When something disruptive happens—an accident, a disturbing encounter, anything threatening—I am helped by recognizing the spiritual fact of man’s unity with God.
Recently, one of those disrupting things happened to me. I was working out in the yard, when I fell and ended up flat on my back. Prayer was my immediate response. I reasoned that because of my spiritual oneness with God, I was forever in God’s presence. If I was forever “there” in God’s presence, I could never be “there” in the presence of an accident. Knowing this, I was protected from injury.
But then came a more powerful message: “There was never a bad ‘there’ for you to be in.” What that meant to me was that because of God’s loving government of His creation, there was never a possibility of such an untoward event. So I hadn’t just been protected from something disturbing; I was never really in a disturbing “there,” because there couldn’t have been such a thing in divine reality. I was able to get up without help and continue working with no aftereffects from the fall.
This might seem to be a rather surprising outcome. But I was confident of the truth of the message I’d heard because of what I’d learned about God and His creation in Christian Science. The first chapter of Genesis in the Bible explains that all God made is very good, and that each of His children is made in His image and likeness—finished, complete, spiritual, perfect. So the only place we truly can be is in God’s allness, surrounded by His goodness.

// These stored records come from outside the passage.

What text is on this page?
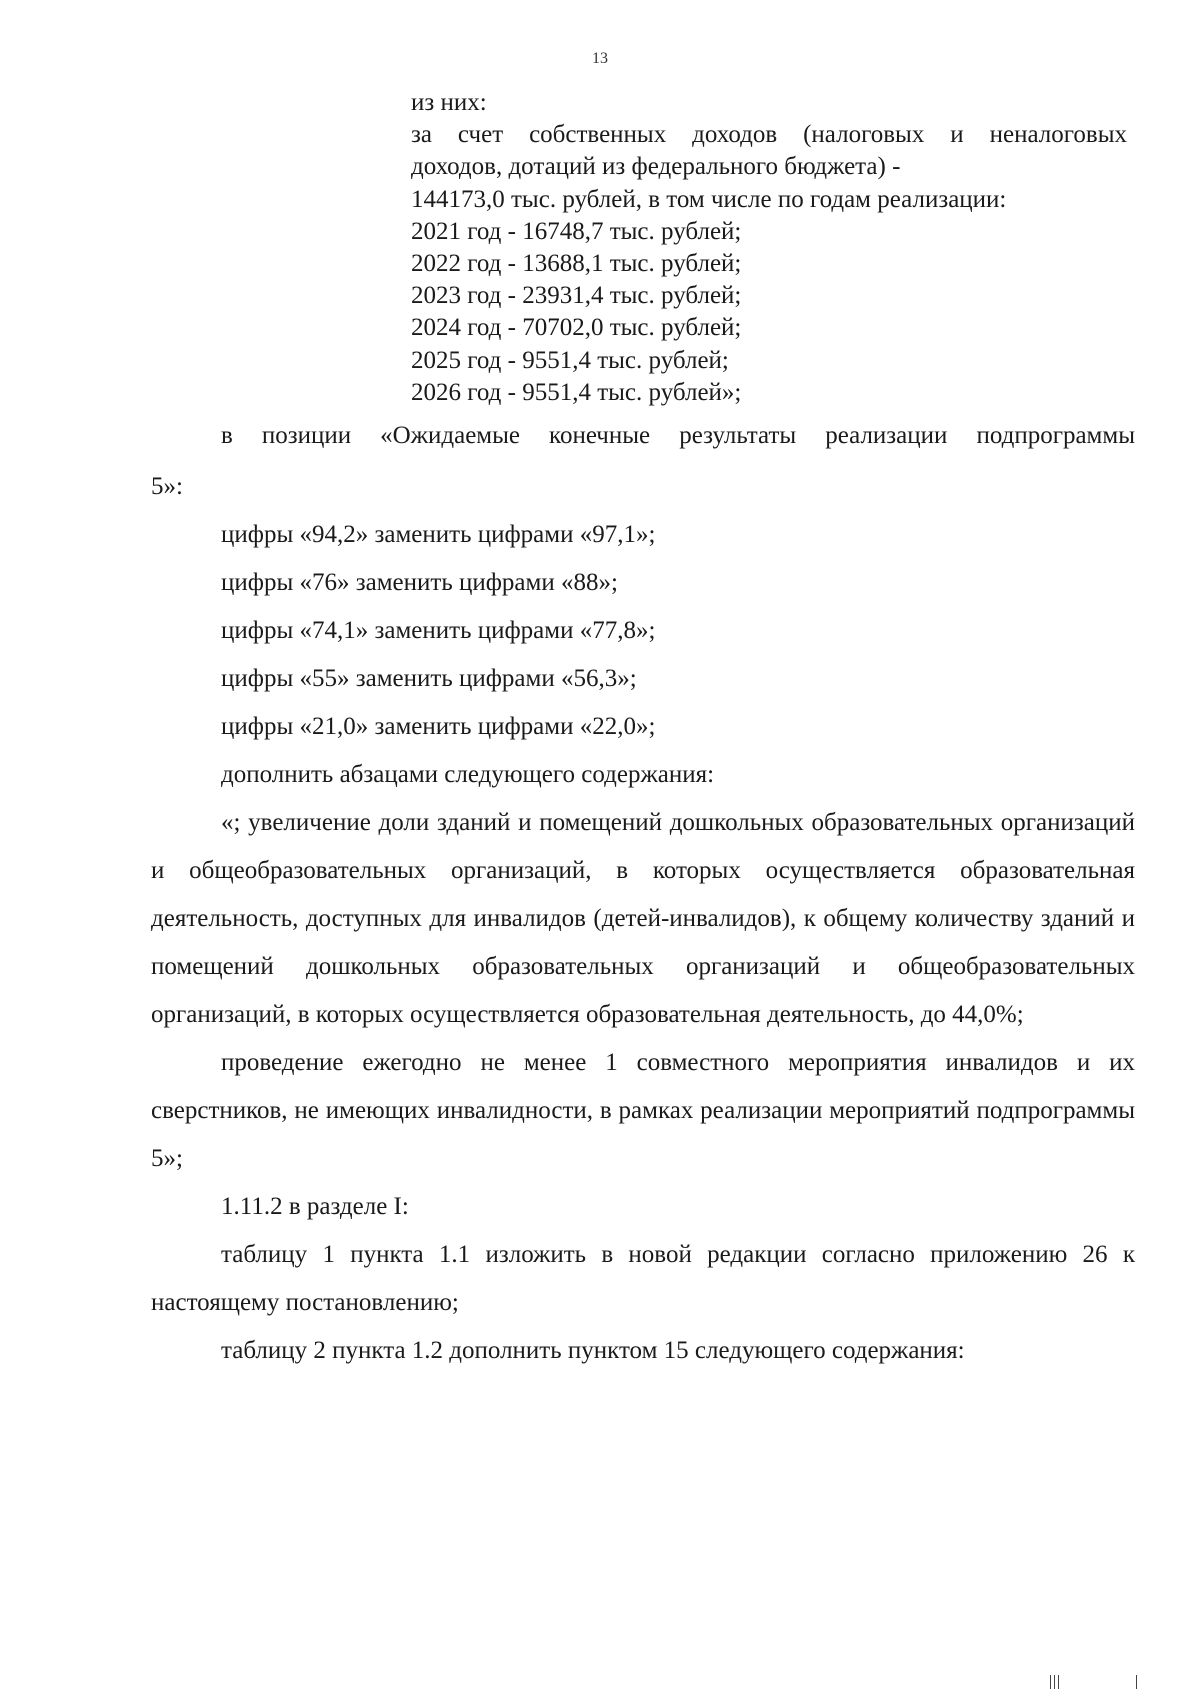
13
из них:
за счет собственных доходов (налоговых и неналоговых
доходов, дотаций из федерального бюджета) -
144173,0 тыс. рублей, в том числе по годам реализации:
2021 год - 16748,7 тыс. рублей;
2022 год - 13688,1 тыс. рублей;
2023 год - 23931,4 тыс. рублей;
2024 год - 70702,0 тыс. рублей;
2025 год - 9551,4 тыс. рублей;
2026 год - 9551,4 тыс. рублей»;

в позиции «Ожидаемые конечные результаты реализации подпрограммы

5»:

цифры «94,2» заменить цифрами «97,1»;

цифры «76» заменить цифрами «88»;

цифры «74,1» заменить цифрами «77,8»;

цифры «55» заменить цифрами «56,3»;

цифры «21,0» заменить цифрами «22,0»;

дополнить абзацами следующего содержания:

«; увеличение доли зданий и помещений дошкольных образовательных организаций и общеобразовательных организаций, в которых осуществляется образовательная деятельность, доступных для инвалидов (детей-инвалидов), к общему количеству зданий и помещений дошкольных образовательных организаций и общеобразовательных организаций, в которых осуществляется образовательная деятельность, до 44,0%;

проведение ежегодно не менее 1 совместного мероприятия инвалидов и их сверстников, не имеющих инвалидности, в рамках реализации мероприятий подпрограммы 5»;

1.11.2 в разделе I:

таблицу 1 пункта 1.1 изложить в новой редакции согласно приложению 26 к настоящему постановлению;

таблицу 2 пункта 1.2 дополнить пунктом 15 следующего содержания:
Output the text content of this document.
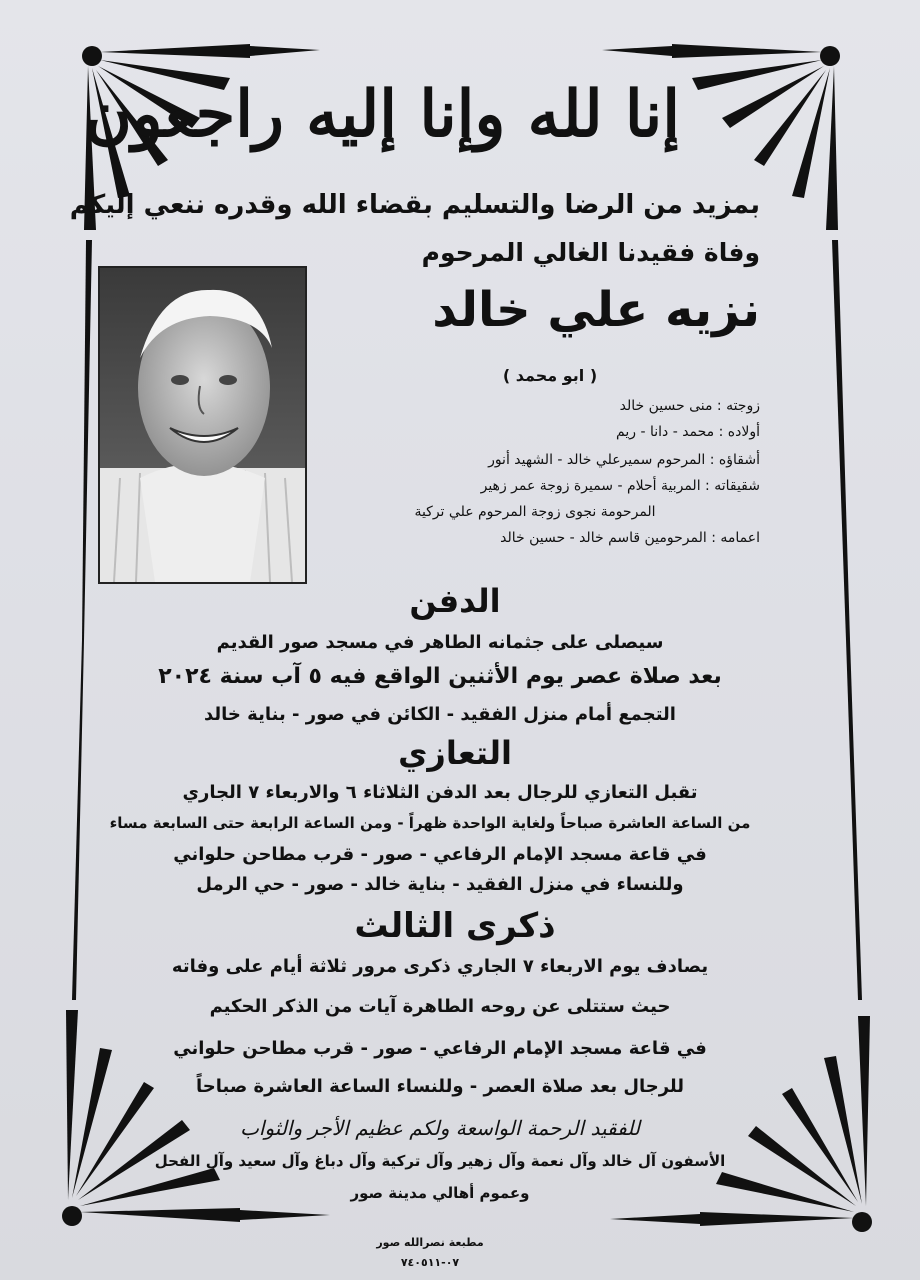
إنا لله وإنا إليه راجعون
بمزيد من الرضا والتسليم بقضاء الله وقدره ننعي إليكم
وفاة فقيدنا الغالي المرحوم
نزيه علي خالد
( ابو محمد )
زوجته : منى حسين خالد
أولاده : محمد - دانا - ريم
أشقاؤه : المرحوم سميرعلي خالد - الشهيد أنور
شقيقاته : المربية أحلام - سميرة زوجة عمر زهير
المرحومة نجوى زوجة المرحوم علي تركية
اعمامه : المرحومين قاسم خالد - حسين خالد
الدفن
سيصلى على جثمانه الطاهر في مسجد صور القديم
بعد صلاة عصر يوم الأثنين الواقع فيه ٥ آب سنة ٢٠٢٤
التجمع أمام منزل الفقيد - الكائن في صور - بناية خالد
التعازي
تقبل التعازي للرجال بعد الدفن الثلاثاء ٦ والاربعاء ٧ الجاري
من الساعة العاشرة صباحاً ولغاية الواحدة ظهراً - ومن الساعة الرابعة حتى السابعة مساء
في قاعة مسجد الإمام الرفاعي - صور - قرب مطاحن حلواني
وللنساء في منزل الفقيد - بناية خالد - صور - حي الرمل
ذكرى الثالث
يصادف يوم الاربعاء ٧ الجاري ذكرى مرور ثلاثة أيام على وفاته
حيث ستتلى عن روحه الطاهرة آيات من الذكر الحكيم
في قاعة مسجد الإمام الرفاعي - صور - قرب مطاحن حلواني
للرجال بعد صلاة العصر - وللنساء الساعة العاشرة صباحاً
للفقيد الرحمة الواسعة ولكم عظيم الأجر والثواب
الأسفون آل خالد وآل نعمة وآل زهير وآل تركية وآل دباغ وآل سعيد وآل الفحل
وعموم أهالي مدينة صور
مطبعة نصرالله صور
٠٧-٧٤٠٥١١
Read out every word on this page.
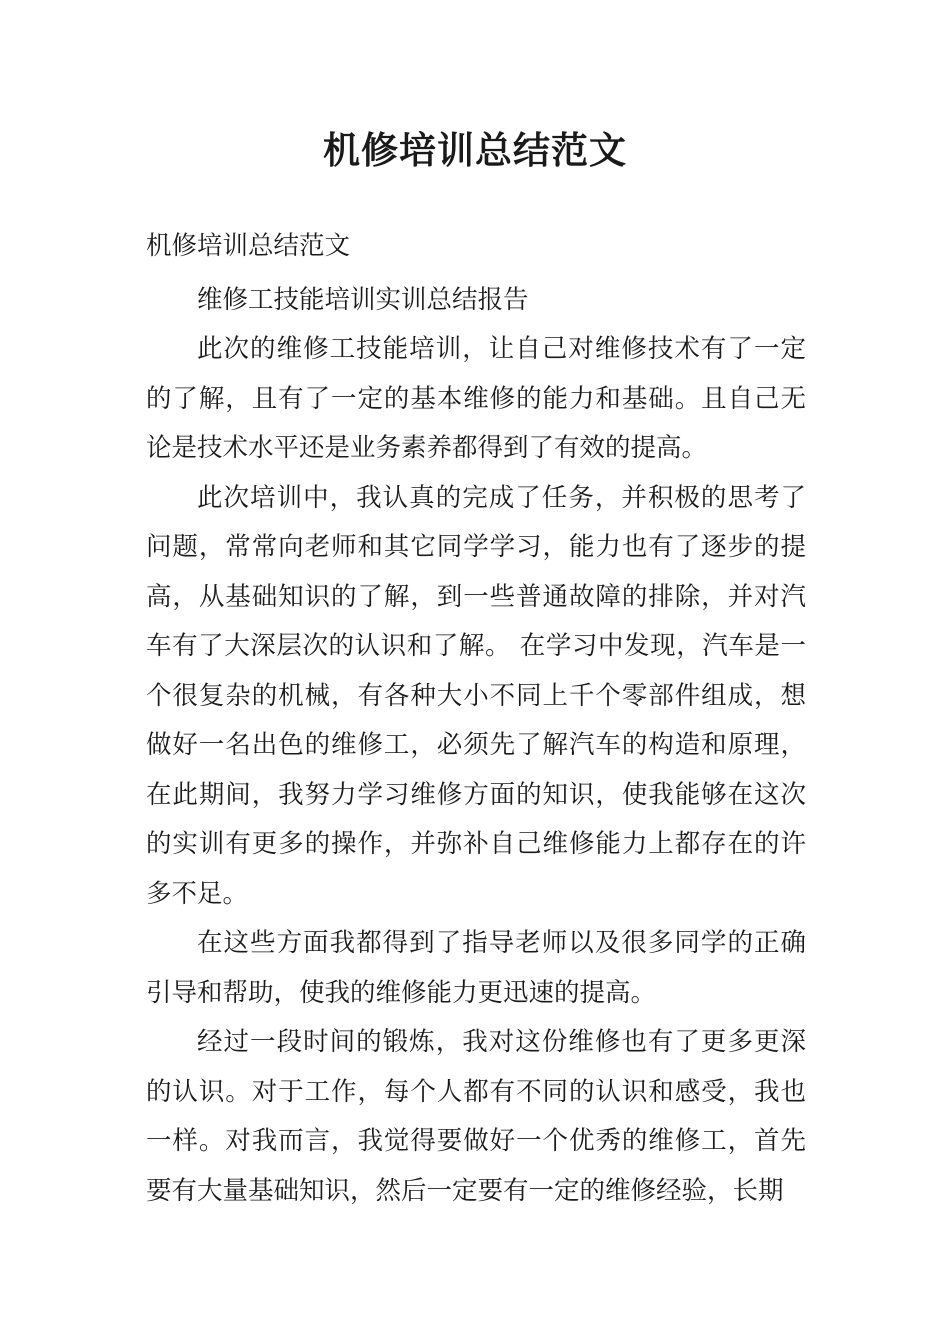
机修培训总结范文

机修培训总结范文

维修工技能培训实训总结报告

此次的维修工技能培训，让自己对维修技术有了一定的了解，且有了一定的基本维修的能力和基础。且自己无论是技术水平还是业务素养都得到了有效的提高。

此次培训中，我认真的完成了任务，并积极的思考了问题，常常向老师和其它同学学习，能力也有了逐步的提高，从基础知识的了解，到一些普通故障的排除，并对汽车有了大深层次的认识和了解。 在学习中发现，汽车是一个很复杂的机械，有各种大小不同上千个零部件组成，想做好一名出色的维修工，必须先了解汽车的构造和原理，在此期间，我努力学习维修方面的知识，使我能够在这次的实训有更多的操作，并弥补自己维修能力上都存在的许多不足。

在这些方面我都得到了指导老师以及很多同学的正确引导和帮助，使我的维修能力更迅速的提高。

经过一段时间的锻炼，我对这份维修也有了更多更深的认识。对于工作，每个人都有不同的认识和感受，我也一样。对我而言，我觉得要做好一个优秀的维修工，首先要有大量基础知识，然后一定要有一定的维修经验，长期
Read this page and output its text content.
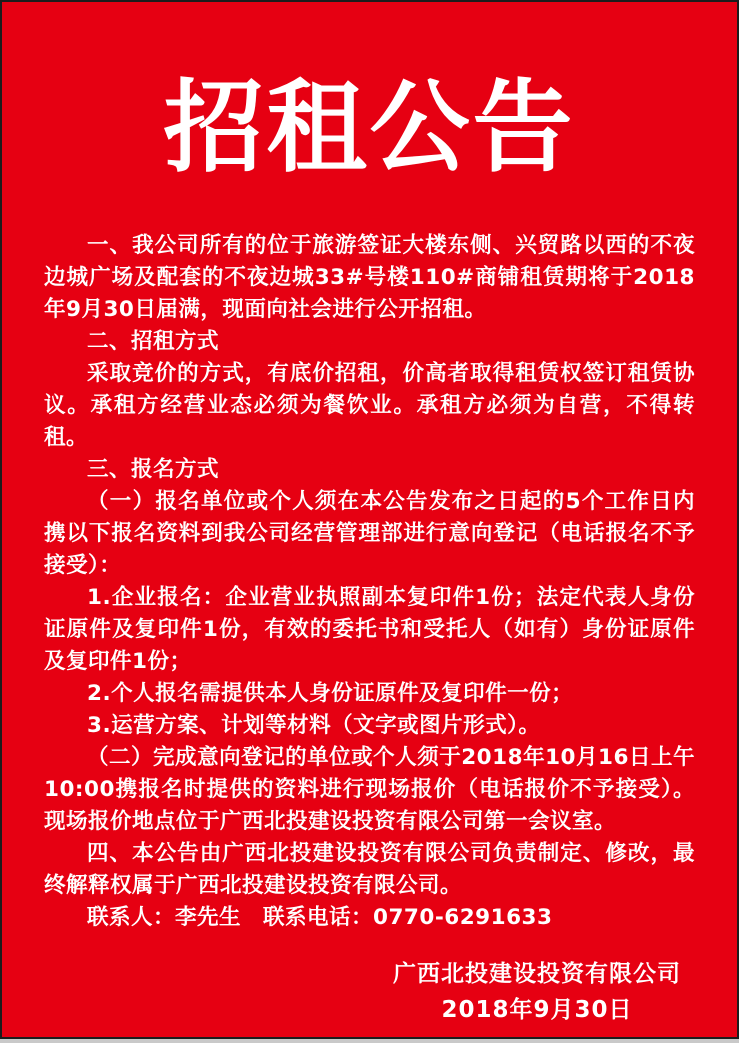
招租公告

一、我公司所有的位于旅游签证大楼东侧、兴贸路以西的不夜边城广场及配套的不夜边城33#号楼110#商铺租赁期将于2018年9月30日届满，现面向社会进行公开招租。

二、招租方式

采取竞价的方式，有底价招租，价高者取得租赁权签订租赁协议。承租方经营业态必须为餐饮业。承租方必须为自营，不得转租。

三、报名方式

（一）报名单位或个人须在本公告发布之日起的5个工作日内携以下报名资料到我公司经营管理部进行意向登记（电话报名不予接受）：

1.企业报名：企业营业执照副本复印件1份；法定代表人身份证原件及复印件1份，有效的委托书和受托人（如有）身份证原件及复印件1份；

2.个人报名需提供本人身份证原件及复印件一份；

3.运营方案、计划等材料（文字或图片形式）。

（二）完成意向登记的单位或个人须于2018年10月16日上午10:00携报名时提供的资料进行现场报价（电话报价不予接受）。现场报价地点位于广西北投建设投资有限公司第一会议室。

四、本公告由广西北投建设投资有限公司负责制定、修改，最终解释权属于广西北投建设投资有限公司。

联系人：李先生　联系电话：0770-6291633

广西北投建设投资有限公司
2018年9月30日
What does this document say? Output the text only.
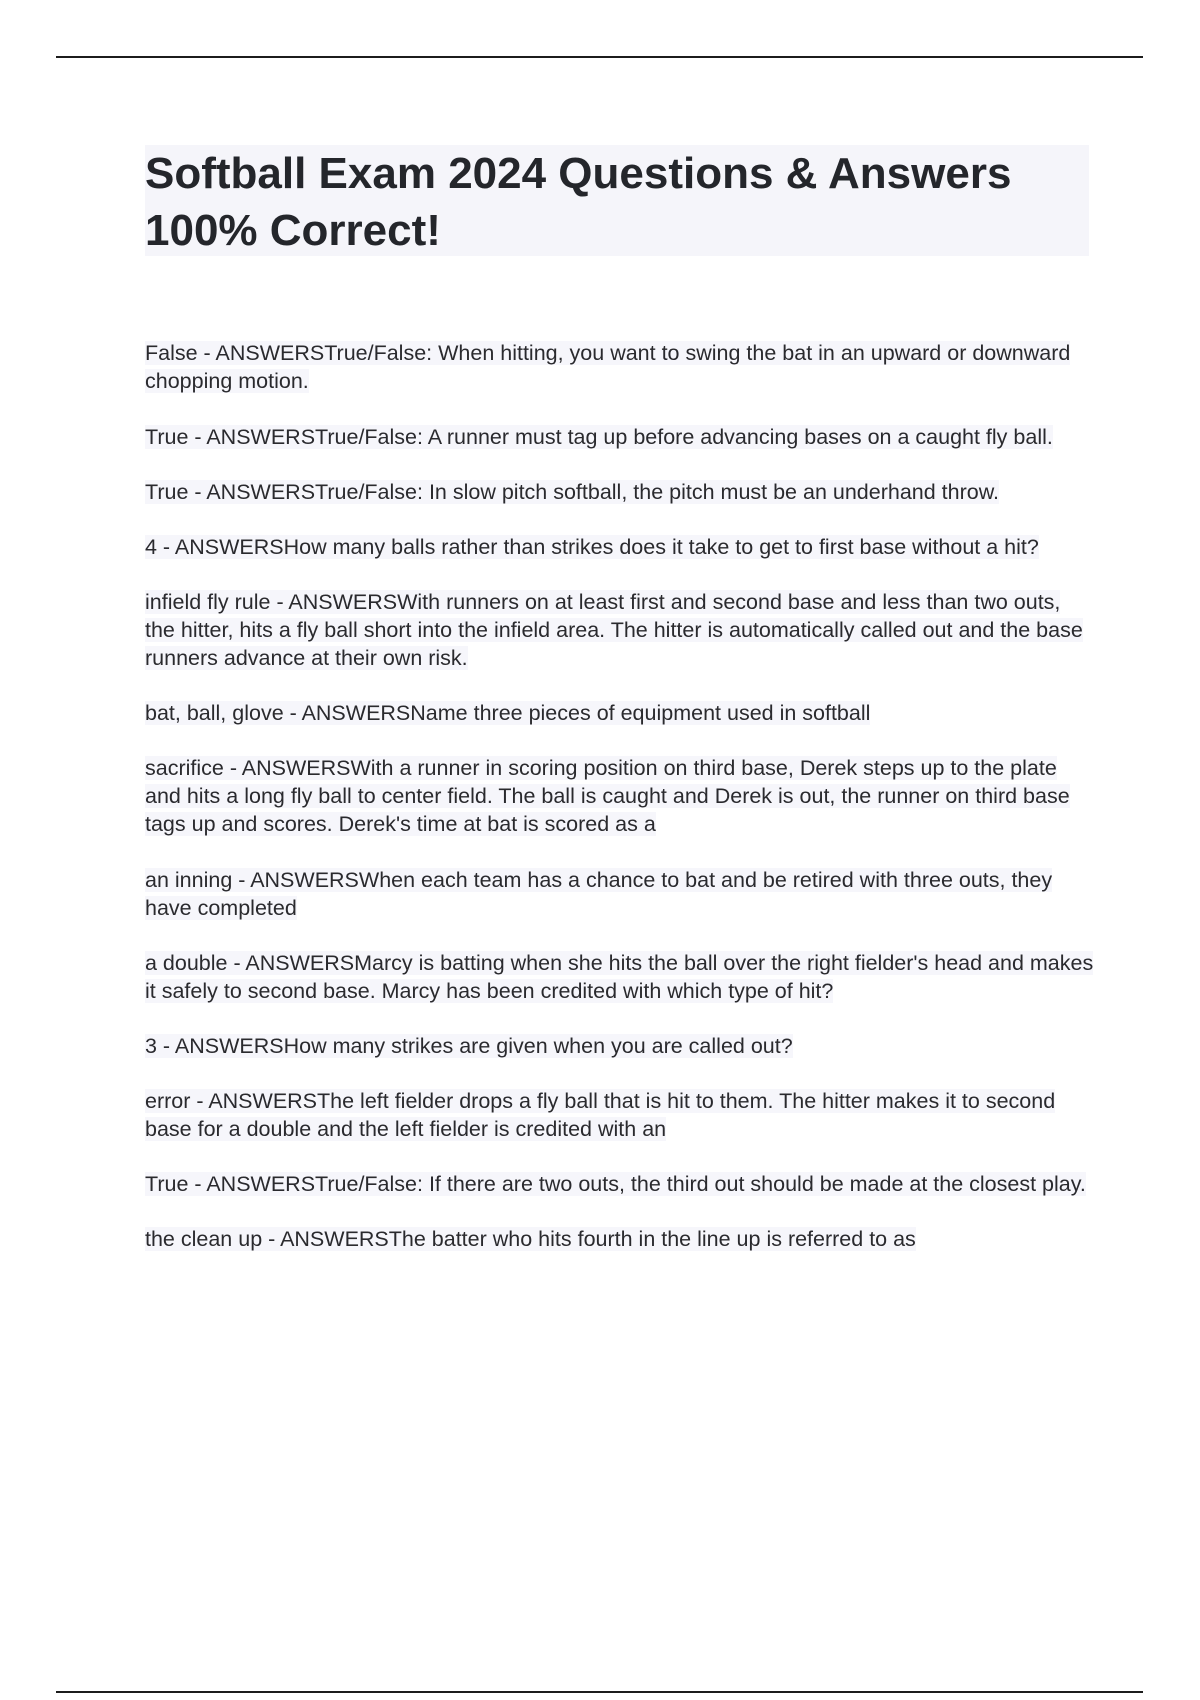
Softball Exam 2024 Questions & Answers 100% Correct!
False - ANSWERSTrue/False: When hitting, you want to swing the bat in an upward or downward chopping motion.
True - ANSWERSTrue/False: A runner must tag up before advancing bases on a caught fly ball.
True - ANSWERSTrue/False: In slow pitch softball, the pitch must be an underhand throw.
4 - ANSWERSHow many balls rather than strikes does it take to get to first base without a hit?
infield fly rule - ANSWERSWith runners on at least first and second base and less than two outs, the hitter, hits a fly ball short into the infield area. The hitter is automatically called out and the base runners advance at their own risk.
bat, ball, glove - ANSWERSName three pieces of equipment used in softball
sacrifice - ANSWERSWith a runner in scoring position on third base, Derek steps up to the plate and hits a long fly ball to center field. The ball is caught and Derek is out, the runner on third base tags up and scores. Derek's time at bat is scored as a
an inning - ANSWERSWhen each team has a chance to bat and be retired with three outs, they have completed
a double - ANSWERSMarcy is batting when she hits the ball over the right fielder's head and makes it safely to second base. Marcy has been credited with which type of hit?
3 - ANSWERSHow many strikes are given when you are called out?
error - ANSWERSThe left fielder drops a fly ball that is hit to them. The hitter makes it to second base for a double and the left fielder is credited with an
True - ANSWERSTrue/False: If there are two outs, the third out should be made at the closest play.
the clean up - ANSWERSThe batter who hits fourth in the line up is referred to as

Christ Jesus’ healing work showed that this divine reality is made practical in human experience. When he encountered something that wasn’t consistent with God’s goodness, such as disease, deformity, or death, he wasn’t disturbed. Instead, he was so confident of the reality of God’s presence and care, where there is never anything that needs to be destroyed, that he gave thanks. And healing followed.
God’s infinite goodness leaves no room for evil, no room for anything that can be or needs to be destroyed. That wonderful message that there is never a “there” of hurt or harm to require healing or protection has changed my prayers. I’m very grateful.